Verify the initial replica set configuration.¶
Use rs.conf() to display the replica set configuration object:
rs.conf()
The replica set configuration object resembles the following:
{
"_id" : "rs0",
"version" : 1,
"members" : [
{
"_id" : 1,
"host" : "mongodb0.example.net:27017"
}
]
}
Add the remaining members to the replica set.¶
Use rs.add() in a mongo shell connected to the current primary. The commands should resemble the following:
rs.add("mongodb1.example.net")
rs.add("mongodb2.example.net")
rs.add("mongodb3.example.net")
When complete, you should have a fully functional replica set. The new replica set will elect a primary.
Add the arbiter.¶
In the same shell session, issue the following command to add the arbiter (e.g. mongodb4.example.net):
rs.addArb("mongodb4.example.net")
Configure outside members as priority 0 members.¶
Configure each member located outside of Site A (e.g. mongodb3.example.net) as a priority 0 member.
View the replica set configuration to determine the members array position for the member. Keep in mind the array position is not the same as the _id:
rs.conf()
Copy the replica set configuration object to a variable (to cfg in the example below). Then, in the variable, set the correct priority for the member. Then pass the variable to rs.reconfig() to update the replica set configuration.
For example, to set priority for the third member in the array (i.e., the member at position 2), issue the following sequence of commands:
cfg = rs.conf() cfg.members[2].priority = 0 rs.reconfig(cfg)
Note
The rs.reconfig() shell method can force the current primary to step down, causing an election. When the primary steps down, all clients will disconnect. This is the intended behavior. While most elections complete within a minute, always make sure any replica configuration changes occur during scheduled maintenance periods.
After these commands return, you have a geographically redundant four-member replica set.

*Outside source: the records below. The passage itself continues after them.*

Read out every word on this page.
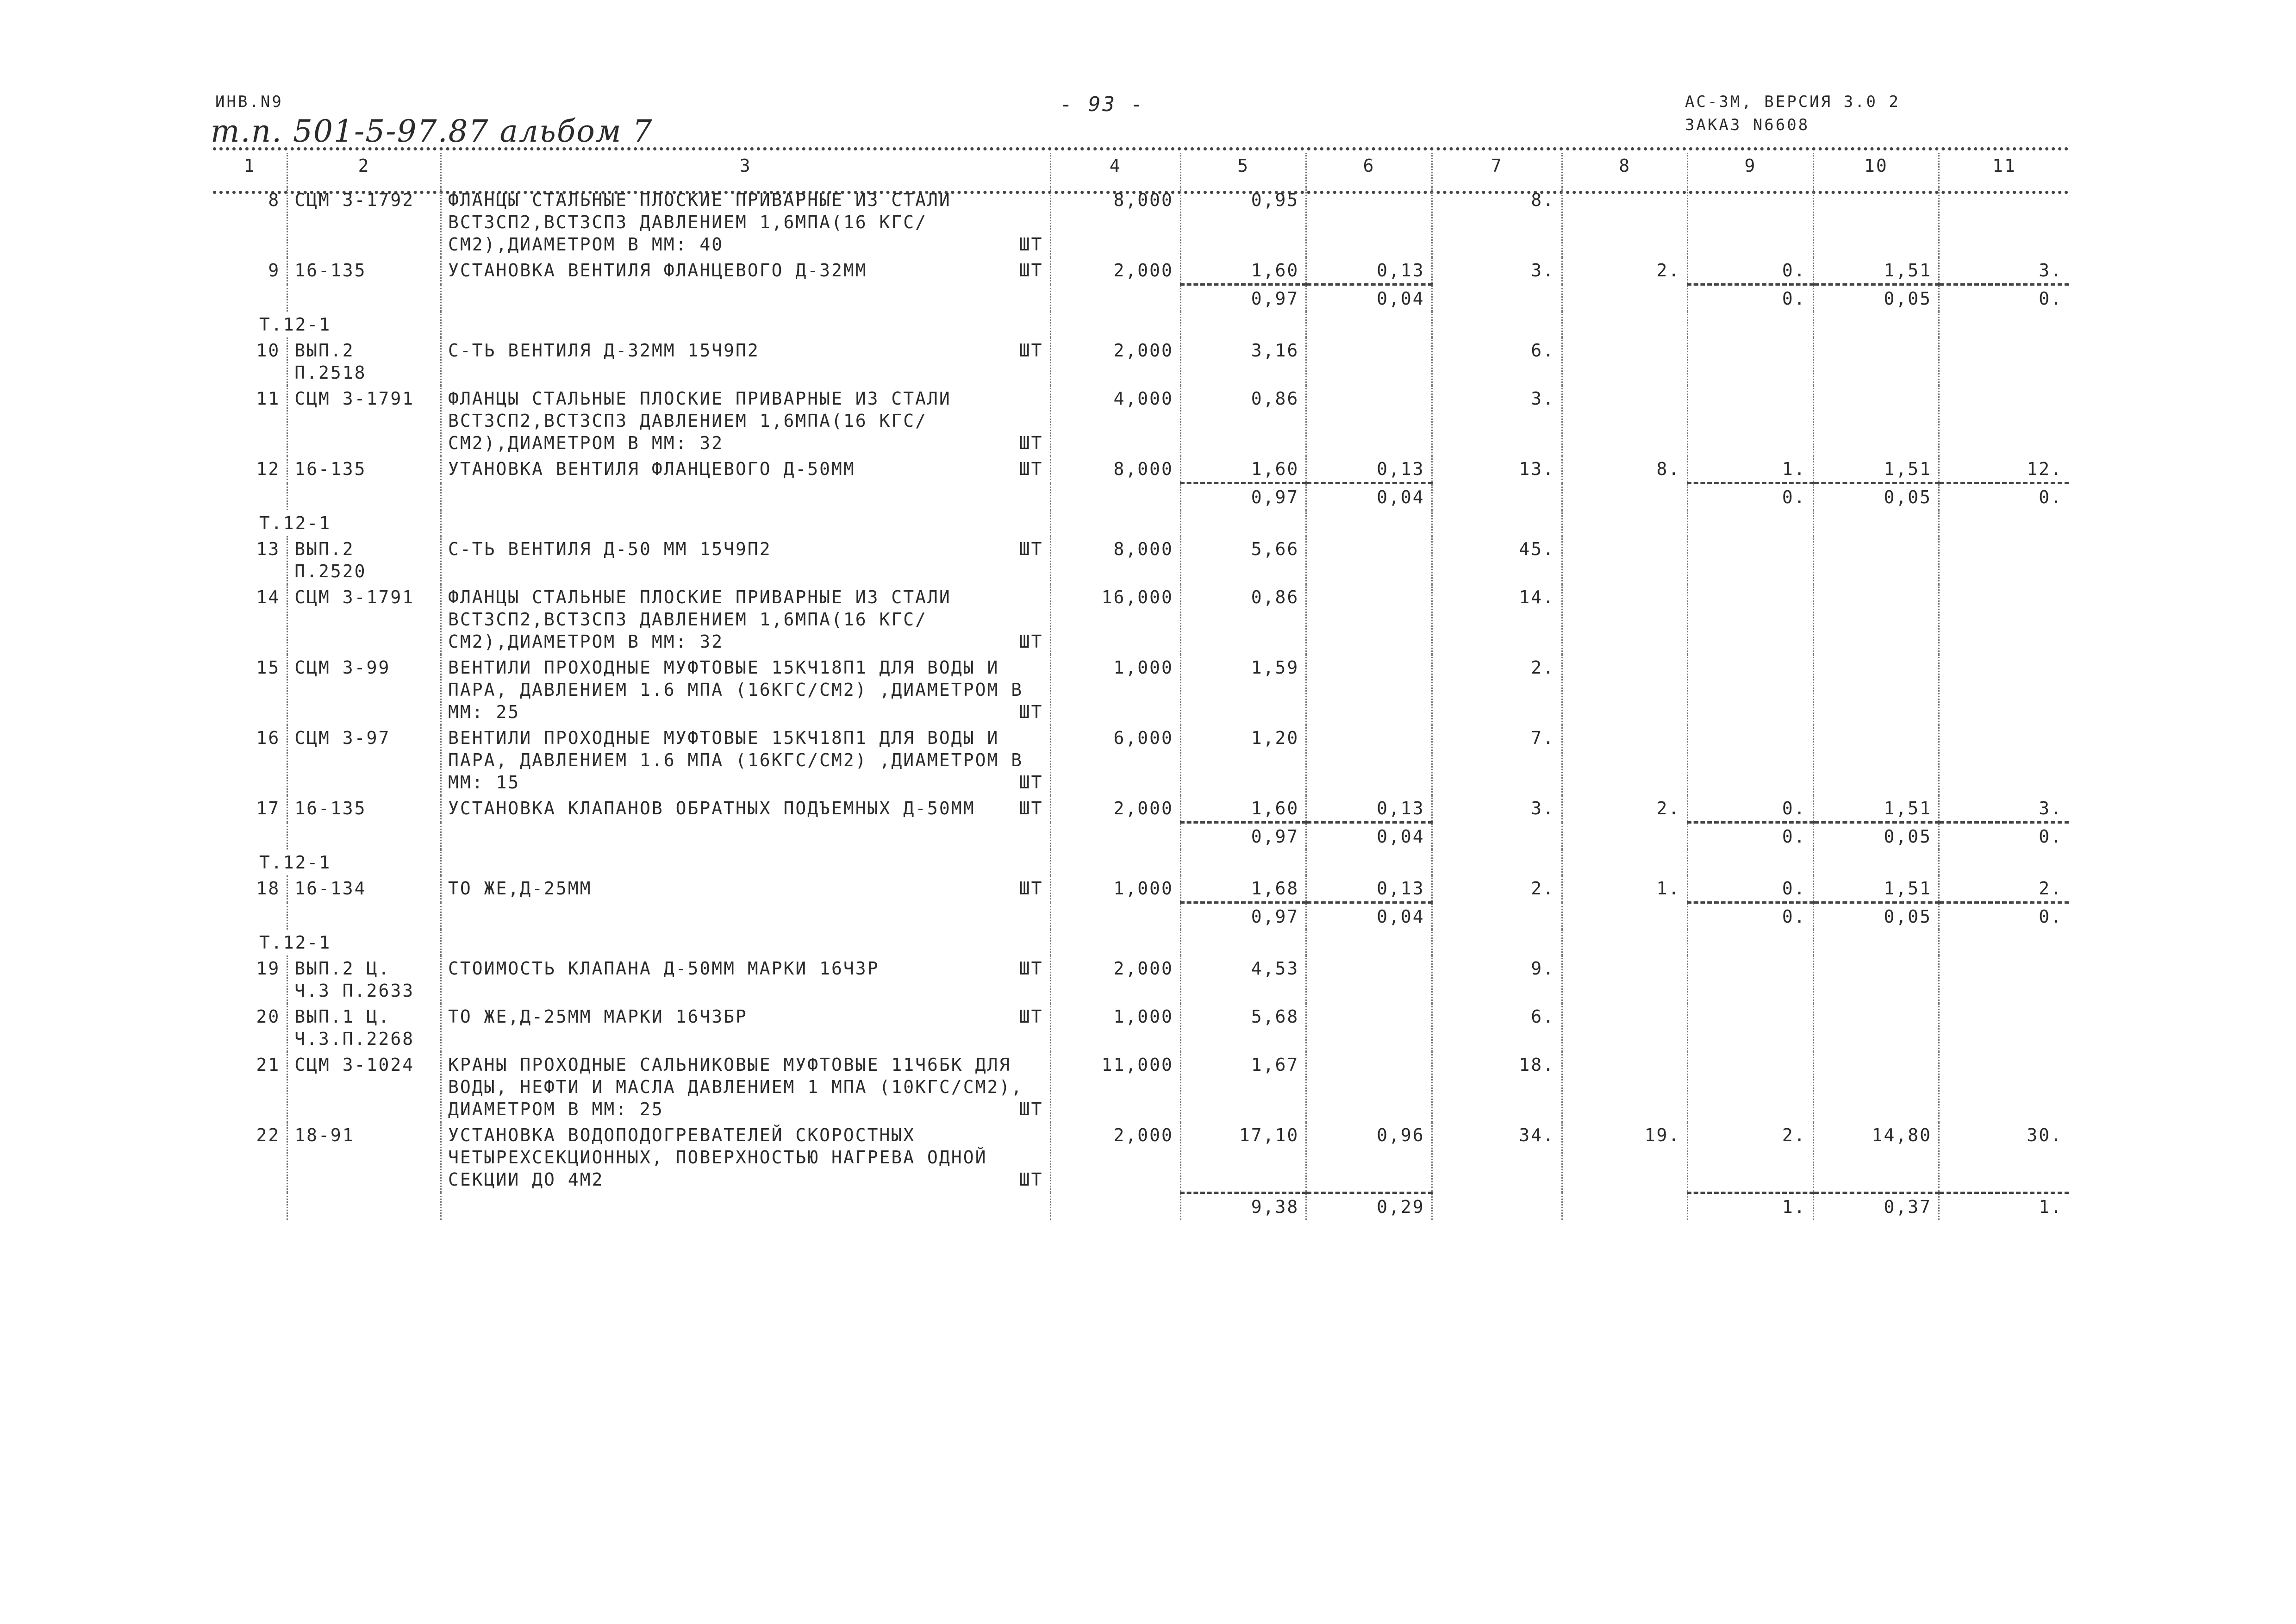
ИНВ.N9
т.п. 501-5-97.87 альбом 7
- 93 -	АС-3М, ВЕРСИЯ 3.0 2
ЗАКАЗ N6608
1	2	3	4	5	6	7	8	9	10	11
8	СЦМ 3-1792	ФЛАНЦЫ СТАЛЬНЫЕ ПЛОСКИЕ ПРИВАРНЫЕ ИЗ СТАЛИ ВСТ3СП2,ВСТ3СП3 ДАВЛЕНИЕМ 1,6МПА(16 КГС/СМ2),ДИАМЕТРОМ В ММ: 40 ШТ	8,000	0,95		8.				
9	16-135	УСТАНОВКА ВЕНТИЛЯ ФЛАНЦЕВОГО Д-32ММ ШТ	2,000	1,60	0,13	3.	2.	0.	1,51	3.
				0,97	0,04			0.	0,05	0.
Т.12-1										
10	ВЫП.2
П.2518	С-ТЬ ВЕНТИЛЯ Д-32ММ 15Ч9П2 ШТ	2,000	3,16		6.				
11	СЦМ 3-1791	ФЛАНЦЫ СТАЛЬНЫЕ ПЛОСКИЕ ПРИВАРНЫЕ ИЗ СТАЛИ ВСТ3СП2,ВСТ3СП3 ДАВЛЕНИЕМ 1,6МПА(16 КГС/СМ2),ДИАМЕТРОМ В ММ: 32 ШТ	4,000	0,86		3.				
12	16-135	УТАНОВКА ВЕНТИЛЯ ФЛАНЦЕВОГО Д-50ММ ШТ	8,000	1,60	0,13	13.	8.	1.	1,51	12.
				0,97	0,04			0.	0,05	0.
Т.12-1										
13	ВЫП.2
П.2520	С-ТЬ ВЕНТИЛЯ Д-50 ММ 15Ч9П2 ШТ	8,000	5,66		45.				
14	СЦМ 3-1791	ФЛАНЦЫ СТАЛЬНЫЕ ПЛОСКИЕ ПРИВАРНЫЕ ИЗ СТАЛИ ВСТ3СП2,ВСТ3СП3 ДАВЛЕНИЕМ 1,6МПА(16 КГС/СМ2),ДИАМЕТРОМ В ММ: 32 ШТ	16,000	0,86		14.				
15	СЦМ 3-99	ВЕНТИЛИ ПРОХОДНЫЕ МУФТОВЫЕ 15КЧ18П1 ДЛЯ ВОДЫ И ПАРА, ДАВЛЕНИЕМ 1.6 МПА (16КГС/СМ2) ,ДИАМЕТРОМ В ММ: 25 ШТ	1,000	1,59		2.				
16	СЦМ 3-97	ВЕНТИЛИ ПРОХОДНЫЕ МУФТОВЫЕ 15КЧ18П1 ДЛЯ ВОДЫ И ПАРА, ДАВЛЕНИЕМ 1.6 МПА (16КГС/СМ2) ,ДИАМЕТРОМ В ММ: 15 ШТ	6,000	1,20		7.				
17	16-135	УСТАНОВКА КЛАПАНОВ ОБРАТНЫХ ПОДЪЕМНЫХ Д-50ММ ШТ	2,000	1,60	0,13	3.	2.	0.	1,51	3.
				0,97	0,04			0.	0,05	0.
Т.12-1										
18	16-134	ТО ЖЕ,Д-25ММ ШТ	1,000	1,68	0,13	2.	1.	0.	1,51	2.
				0,97	0,04			0.	0,05	0.
Т.12-1										
19	ВЫП.2 Ц.
Ч.3 П.2633	СТОИМОСТЬ КЛАПАНА Д-50ММ МАРКИ 16Ч3Р ШТ	2,000	4,53		9.				
20	ВЫП.1 Ц.
Ч.3.П.2268	ТО ЖЕ,Д-25ММ МАРКИ 16Ч3БР ШТ	1,000	5,68		6.				
21	СЦМ 3-1024	КРАНЫ ПРОХОДНЫЕ САЛЬНИКОВЫЕ МУФТОВЫЕ 11Ч6БК ДЛЯ ВОДЫ, НЕФТИ И МАСЛА ДАВЛЕНИЕМ 1 МПА (10КГС/СМ2), ДИАМЕТРОМ В ММ: 25 ШТ	11,000	1,67		18.				
22	18-91	УСТАНОВКА ВОДОПОДОГРЕВАТЕЛЕЙ СКОРОСТНЫХ ЧЕТЫРЕХСЕКЦИОННЫХ, ПОВЕРХНОСТЬЮ НАГРЕВА ОДНОЙ СЕКЦИИ ДО 4М2 ШТ	2,000	17,10	0,96	34.	19.	2.	14,80	30.
				9,38	0,29			1.	0,37	1.
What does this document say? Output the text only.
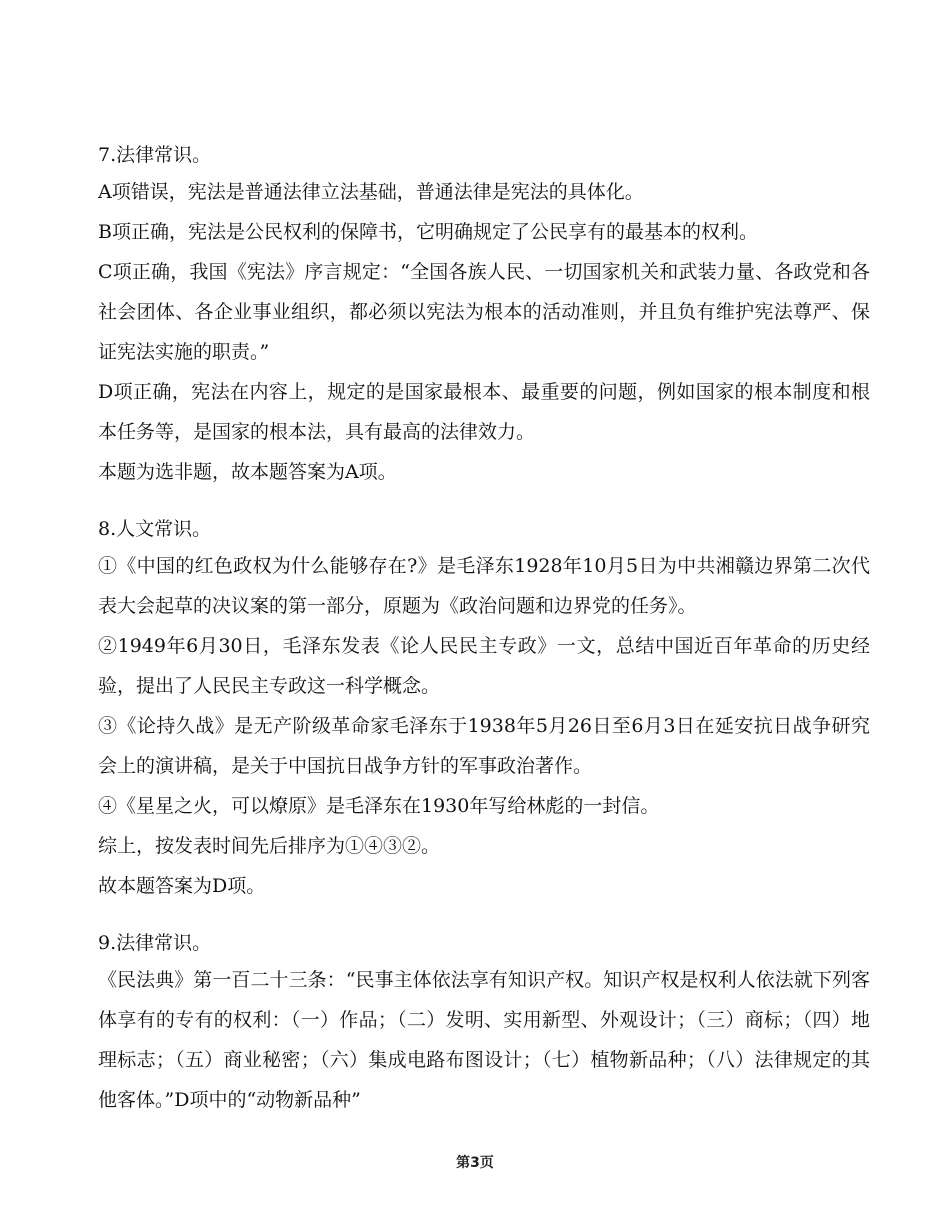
7.法律常识。

A项错误，宪法是普通法律立法基础，普通法律是宪法的具体化。

B项正确，宪法是公民权利的保障书，它明确规定了公民享有的最基本的权利。

C项正确，我国《宪法》序言规定：“全国各族人民、一切国家机关和武装力量、各政党和各社会团体、各企业事业组织，都必须以宪法为根本的活动准则，并且负有维护宪法尊严、保证宪法实施的职责。”

D项正确，宪法在内容上，规定的是国家最根本、最重要的问题，例如国家的根本制度和根本任务等，是国家的根本法，具有最高的法律效力。

本题为选非题，故本题答案为A项。

8.人文常识。

①《中国的红色政权为什么能够存在?》是毛泽东1928年10月5日为中共湘赣边界第二次代表大会起草的决议案的第一部分，原题为《政治问题和边界党的任务》。

②1949年6月30日，毛泽东发表《论人民民主专政》一文，总结中国近百年革命的历史经验，提出了人民民主专政这一科学概念。

③《论持久战》是无产阶级革命家毛泽东于1938年5月26日至6月3日在延安抗日战争研究会上的演讲稿，是关于中国抗日战争方针的军事政治著作。

④《星星之火，可以燎原》是毛泽东在1930年写给林彪的一封信。

综上，按发表时间先后排序为①④③②。

故本题答案为D项。

9.法律常识。

《民法典》第一百二十三条：“民事主体依法享有知识产权。知识产权是权利人依法就下列客体享有的专有的权利：（一）作品；（二）发明、实用新型、外观设计；（三）商标；（四）地理标志；（五）商业秘密；（六）集成电路布图设计；（七）植物新品种；（八）法律规定的其他客体。”D项中的“动物新品种”

第3页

Deploy a Geographically Redundant Set with More than Four Members¶
The above procedures detail the steps necessary for deploying a geographically redundant replica set. Larger replica set deployments follow the same steps, but have additional considerations:
- Never deploy more than seven voting members.
- If you have an even number of members, use the procedure for a four-member set). Ensure that a single facility, “Site A”, always has a majority of the members by deploying the arbiter in that site. For example, if a set has six members, deploy at least three voting members in addition to the arbiter in Site A, and the remaining members in alternate sites.
- If you have an odd number of members, use the procedure for a three-member set. Ensure that a single facility, “Site A” always has a majority of the members of the set. For example, if a set has five members, deploy three members within Site A and two members in other facilities.
- If you have a majority of the members of the set outside of Site A and the network partitions to prevent communication between sites, the current primary in Site A will step down, even if none of the members outside of Site A are eligible to become primary.